VIAGEM CÓSMICA
Mil vezes percorremos a distância entre o
Sol e a Lua. Mil vezes repetimos o trajecto que vai de uma mão a outra mão. E
mil vezes repetimos no corpo da noite os nomes femininos de todas as
constelações do universo conhecido e desconhecido. Por Andrómeda andámos. Junto
de Cassiopeia descansámos o corpo e os olhos fatigados das estrelas que
atravessámos à velocidade da luz. Mas em Lira ouvimos a máquina do mundo rodar
em torno de Vega, a estrela que marcou o caminho para o desconhecido de nós.
Tantas vezes redimimos o olhar e os
gestos, no justo espaço entre as constelações, que fácil foi encontrar a
Estrela Polar no alinhamento de Merak e Dubhe. Muito para trás ficaram Alkaïd,
Mizar, Alioth, Megrez e Phecda, como se o Carro celeste tivesse parado a meio
da viagem, ou quisesse favorecer o nosso trânsito a caminho de Alfa de
Centauro.
Que vertigem foi esta que comprometeu
equinócios e solstícios? Estávamos em Julho e a carta do firmamento parecia
indicar a posição das estrelas nos meses de Inverno! Por isso ficámos confusos.
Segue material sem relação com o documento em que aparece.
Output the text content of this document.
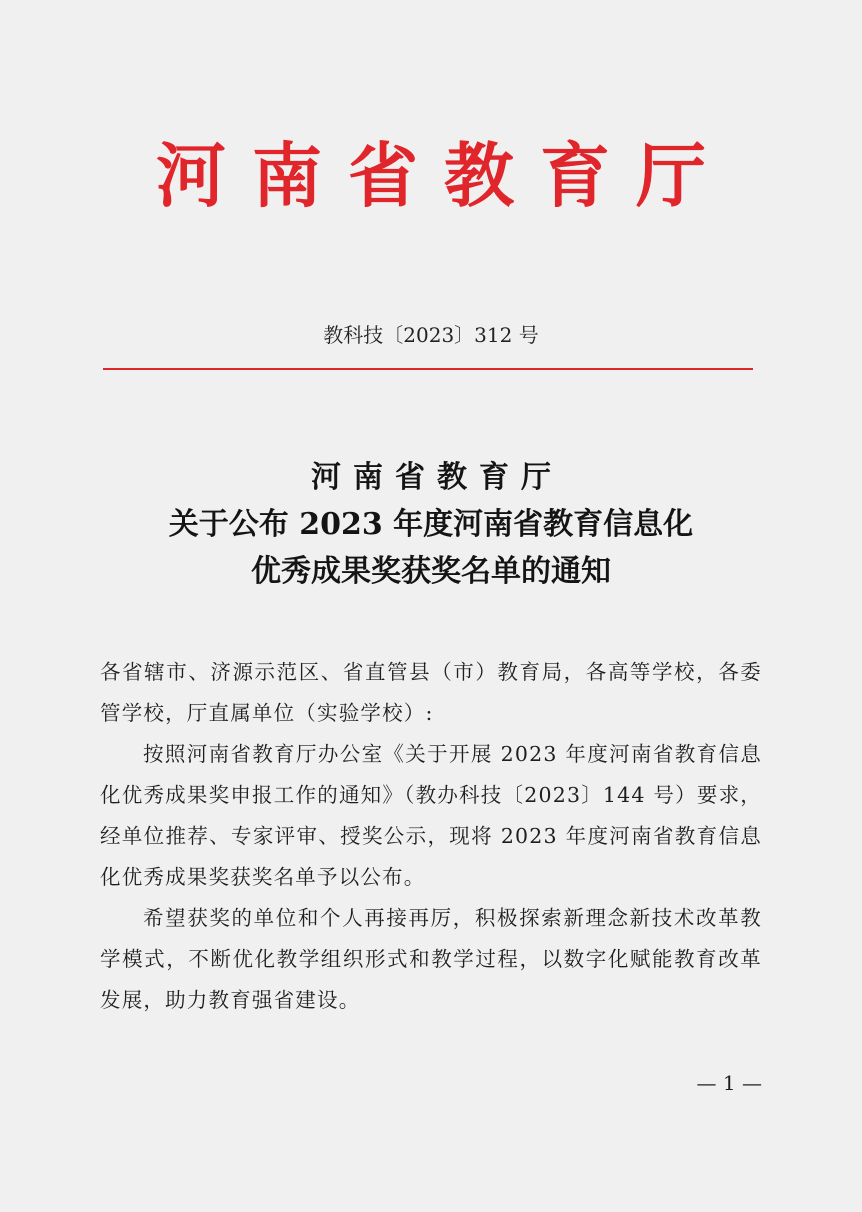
河南省教育厅
教科技〔2023〕312 号
河南省教育厅
关于公布 2023 年度河南省教育信息化
优秀成果奖获奖名单的通知

各省辖市、济源示范区、省直管县（市）教育局，各高等学校，各委管学校，厅直属单位（实验学校）:

按照河南省教育厅办公室《关于开展 2023 年度河南省教育信息化优秀成果奖申报工作的通知》（教办科技〔2023〕144 号）要求，经单位推荐、专家评审、授奖公示，现将 2023 年度河南省教育信息化优秀成果奖获奖名单予以公布。

希望获奖的单位和个人再接再厉，积极探索新理念新技术改革教学模式，不断优化教学组织形式和教学过程，以数字化赋能教育改革发展，助力教育强省建设。

— 1 —
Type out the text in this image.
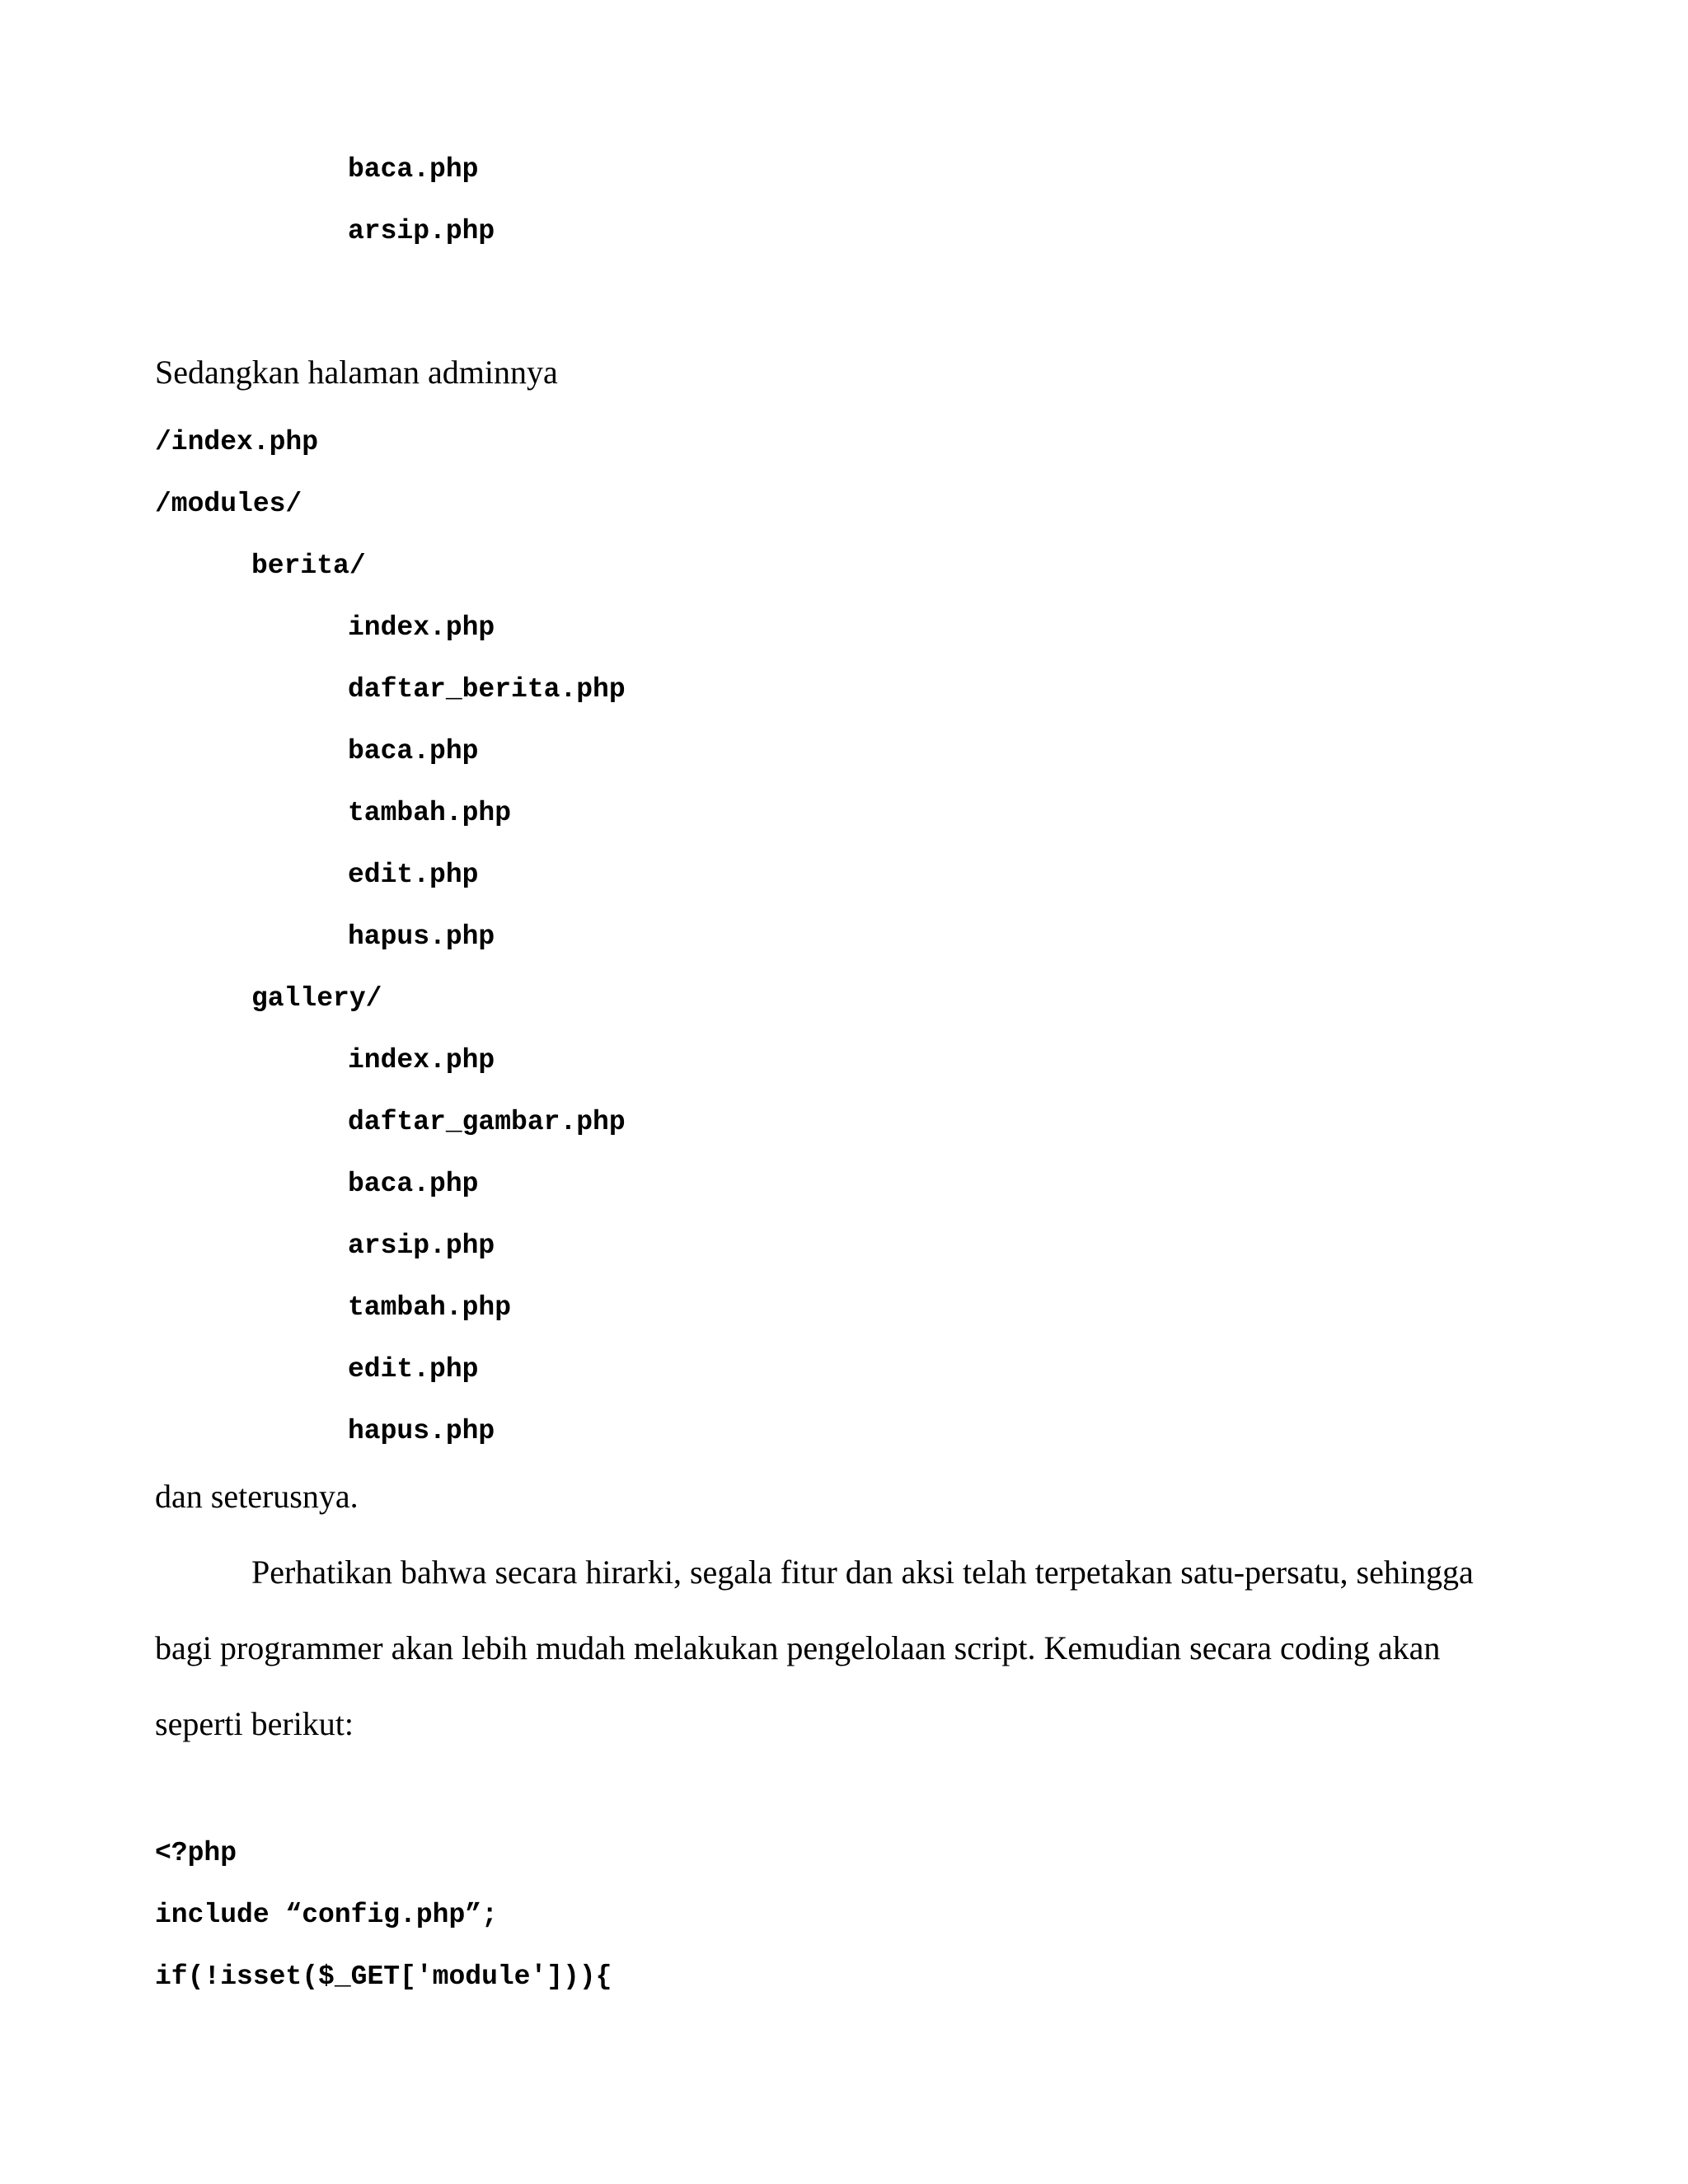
baca.php
arsip.php
Sedangkan halaman adminnya
/index.php
/modules/
berita/
index.php
daftar_berita.php
baca.php
tambah.php
edit.php
hapus.php
gallery/
index.php
daftar_gambar.php
baca.php
arsip.php
tambah.php
edit.php
hapus.php
dan seterusnya.
Perhatikan bahwa secara hirarki, segala fitur dan aksi telah terpetakan satu-persatu, sehingga
bagi programmer akan lebih mudah melakukan pengelolaan script. Kemudian secara coding akan
seperti berikut:
<?php
include “config.php”;
if(!isset($_GET['module'])){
Por isso tivemos de deixar as mãos seguir outro curso, voltar atrás e
atravessar a Cabeleira de Berenice para desenhar, na véspera do corpo, o modelo
de astrolábio que nos permitisse calcular, com precisão, a latitude e a hora
sideral do lugar onde moram os desejos mais íntimos e as palavras mais
secretas.
Como sábios do espaço e da noite
festejámos todos os achamentos. Era como se viajássemos num veleiro pela rota
das estrelas visíveis. Não havia medos a assustar o percurso e foi bom aportar
em segurança na constelação dos Gémeos. Castor e Pólux foram guias
indispensáveis nesta aventura cósmica: com seus rastos brilhantes marcaram o
porto onde descemos de velas enfunadas por uma brisa melodiosa. Aí respirámos o
sossego e a luz que devorou a noite. Por isso, de repente, se fez dia na palma
das mãos que ainda viajavam entre o Sol e o sul. Com força apertámos contra o
peito a Lua Nova, deixando o dia claro germinar por entre os dedos até subir
aos lábios e, aí, articular uma só palavra: amanhã.